The graph I showed above is the raw, unfiltered freq response for the ER18 midwoofer. Of course, it will look different once Dennis's crossover filter is added. I don't have that graph. Dennis is highly aware of the imaging created by good off-axis performance, especially in the crossover range, and all his designs take that into account.
Here is a graph from the Salk SongTower, a speaker similar to the ER18 MTM. The differences are it uses 5¼" midwoofers, a ¾" dome tweeter, and a crossover frequency a little under 2.5 kHz. The ER18 MTM response will strongly resemble this.
Two traces are shown, on-axis and 60° off-axis. Below 1 kHz, both traces are close and run parallel to each other. Between 1 and 2 kHz, the 60° trace begins falling off a bit, but the difference is still less than 3 dB. Between 2 and 3 kHz, you can see the two traces get closer and coincide at the crossover frequency.

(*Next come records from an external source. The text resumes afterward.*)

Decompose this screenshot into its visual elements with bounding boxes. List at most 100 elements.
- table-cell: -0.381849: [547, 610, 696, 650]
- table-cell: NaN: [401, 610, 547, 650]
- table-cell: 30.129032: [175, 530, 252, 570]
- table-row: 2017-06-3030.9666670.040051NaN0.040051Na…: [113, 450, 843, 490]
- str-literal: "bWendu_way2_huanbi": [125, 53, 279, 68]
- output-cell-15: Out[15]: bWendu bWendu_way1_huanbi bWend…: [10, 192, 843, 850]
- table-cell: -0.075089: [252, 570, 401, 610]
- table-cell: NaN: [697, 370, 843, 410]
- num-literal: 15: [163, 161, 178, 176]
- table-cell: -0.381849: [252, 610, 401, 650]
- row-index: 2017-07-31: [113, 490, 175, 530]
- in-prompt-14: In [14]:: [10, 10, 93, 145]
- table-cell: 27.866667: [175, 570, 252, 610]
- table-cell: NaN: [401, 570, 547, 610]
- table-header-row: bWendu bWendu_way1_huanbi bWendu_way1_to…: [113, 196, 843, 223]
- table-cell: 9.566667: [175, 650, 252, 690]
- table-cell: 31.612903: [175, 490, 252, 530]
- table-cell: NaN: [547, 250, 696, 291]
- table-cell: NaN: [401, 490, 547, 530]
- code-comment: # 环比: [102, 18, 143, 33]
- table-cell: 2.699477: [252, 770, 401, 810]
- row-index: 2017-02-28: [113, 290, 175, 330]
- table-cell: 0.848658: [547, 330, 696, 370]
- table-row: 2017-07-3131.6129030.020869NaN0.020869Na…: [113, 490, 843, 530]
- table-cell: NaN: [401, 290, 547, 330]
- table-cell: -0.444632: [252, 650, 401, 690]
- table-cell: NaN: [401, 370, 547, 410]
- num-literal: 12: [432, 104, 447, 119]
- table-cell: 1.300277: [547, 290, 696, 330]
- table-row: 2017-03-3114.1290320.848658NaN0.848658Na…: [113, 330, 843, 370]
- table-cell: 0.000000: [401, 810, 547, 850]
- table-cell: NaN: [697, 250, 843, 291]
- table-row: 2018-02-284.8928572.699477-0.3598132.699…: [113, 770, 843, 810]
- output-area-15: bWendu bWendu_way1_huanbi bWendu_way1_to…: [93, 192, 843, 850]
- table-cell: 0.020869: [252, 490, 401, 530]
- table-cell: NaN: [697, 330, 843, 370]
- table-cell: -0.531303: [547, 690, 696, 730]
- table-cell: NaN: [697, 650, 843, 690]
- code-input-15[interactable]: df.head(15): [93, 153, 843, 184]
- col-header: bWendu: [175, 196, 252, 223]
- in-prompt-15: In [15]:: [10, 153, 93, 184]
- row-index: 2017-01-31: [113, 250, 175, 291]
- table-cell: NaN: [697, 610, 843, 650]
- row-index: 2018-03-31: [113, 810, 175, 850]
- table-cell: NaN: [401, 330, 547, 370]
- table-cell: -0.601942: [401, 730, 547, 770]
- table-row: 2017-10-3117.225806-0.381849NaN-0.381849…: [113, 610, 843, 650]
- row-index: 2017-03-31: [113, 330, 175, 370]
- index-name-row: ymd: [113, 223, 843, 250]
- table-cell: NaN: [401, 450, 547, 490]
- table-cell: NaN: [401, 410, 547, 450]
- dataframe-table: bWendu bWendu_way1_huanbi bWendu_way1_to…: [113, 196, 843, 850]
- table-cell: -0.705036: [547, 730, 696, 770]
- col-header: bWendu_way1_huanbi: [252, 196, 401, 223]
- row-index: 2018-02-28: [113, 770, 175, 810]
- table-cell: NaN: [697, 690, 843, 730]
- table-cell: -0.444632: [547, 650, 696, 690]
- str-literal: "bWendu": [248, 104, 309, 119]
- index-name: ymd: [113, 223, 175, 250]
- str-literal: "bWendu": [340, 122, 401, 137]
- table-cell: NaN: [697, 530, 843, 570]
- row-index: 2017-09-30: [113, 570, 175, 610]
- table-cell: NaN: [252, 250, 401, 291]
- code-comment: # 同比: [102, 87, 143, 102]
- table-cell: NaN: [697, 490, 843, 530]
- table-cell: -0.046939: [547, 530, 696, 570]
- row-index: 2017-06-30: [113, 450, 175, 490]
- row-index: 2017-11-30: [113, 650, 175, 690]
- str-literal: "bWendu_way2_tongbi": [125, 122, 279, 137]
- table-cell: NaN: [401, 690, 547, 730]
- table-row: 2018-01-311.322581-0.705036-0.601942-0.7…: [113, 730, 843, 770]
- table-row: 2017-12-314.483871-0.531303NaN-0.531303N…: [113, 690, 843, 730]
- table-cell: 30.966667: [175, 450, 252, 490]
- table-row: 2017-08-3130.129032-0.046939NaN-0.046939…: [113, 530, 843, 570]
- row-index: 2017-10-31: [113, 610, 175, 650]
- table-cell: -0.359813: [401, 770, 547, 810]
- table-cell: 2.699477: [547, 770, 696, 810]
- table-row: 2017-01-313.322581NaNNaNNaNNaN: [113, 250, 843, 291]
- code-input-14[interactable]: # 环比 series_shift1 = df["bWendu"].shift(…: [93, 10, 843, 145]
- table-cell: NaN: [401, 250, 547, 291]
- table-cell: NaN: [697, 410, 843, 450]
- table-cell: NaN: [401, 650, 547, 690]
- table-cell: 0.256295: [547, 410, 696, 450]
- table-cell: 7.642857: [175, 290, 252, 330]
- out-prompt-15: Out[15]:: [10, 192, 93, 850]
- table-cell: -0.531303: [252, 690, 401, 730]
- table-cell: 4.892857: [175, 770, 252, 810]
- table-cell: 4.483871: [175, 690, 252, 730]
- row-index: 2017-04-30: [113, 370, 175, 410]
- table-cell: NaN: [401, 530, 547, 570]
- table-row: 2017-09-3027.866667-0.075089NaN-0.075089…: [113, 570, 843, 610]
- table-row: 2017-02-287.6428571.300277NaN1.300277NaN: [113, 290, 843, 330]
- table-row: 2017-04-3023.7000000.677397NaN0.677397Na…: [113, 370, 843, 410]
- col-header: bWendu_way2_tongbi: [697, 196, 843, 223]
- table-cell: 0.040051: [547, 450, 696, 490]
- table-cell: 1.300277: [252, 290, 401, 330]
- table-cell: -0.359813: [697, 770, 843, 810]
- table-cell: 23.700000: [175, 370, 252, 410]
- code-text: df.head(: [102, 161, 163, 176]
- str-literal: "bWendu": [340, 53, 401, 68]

The 60° tweeter response stays close to the on-axis response until it gets above 10 kHz.
For speakers, horizontal dispersion matters more than vertical dispersion. What determines a driver's horizontal dispersion is not the shape but the diameter (for a round driver), or horizontal size (for a ribbon tweeter).
If the sound wavelength is larger than the diameter of the driver, the sound disperses widely. A driver begins to beam as the sound frequency gets high enough for the wavelength to be similar to its diameter. As the wavelength gets shorter, the beaming gets more pronounced. That's the theory, the real measurements can differ.
To convert the size in inches to sound wavelength:
Sound travels at 1125 feet/second, or 13,500 inches/second. Divide speed of sound (inches/second) by frequency (Hz) to get wavelength (inches).
13,500 inches/sec ÷ 13,500 Hz = 1 inch
In theory a 1" dome tweeter disperses sound well as long as its lower than 13.5 kHz. But all speaker makers measure this, and in practice beaming usually begins a bit lower than theory predicts.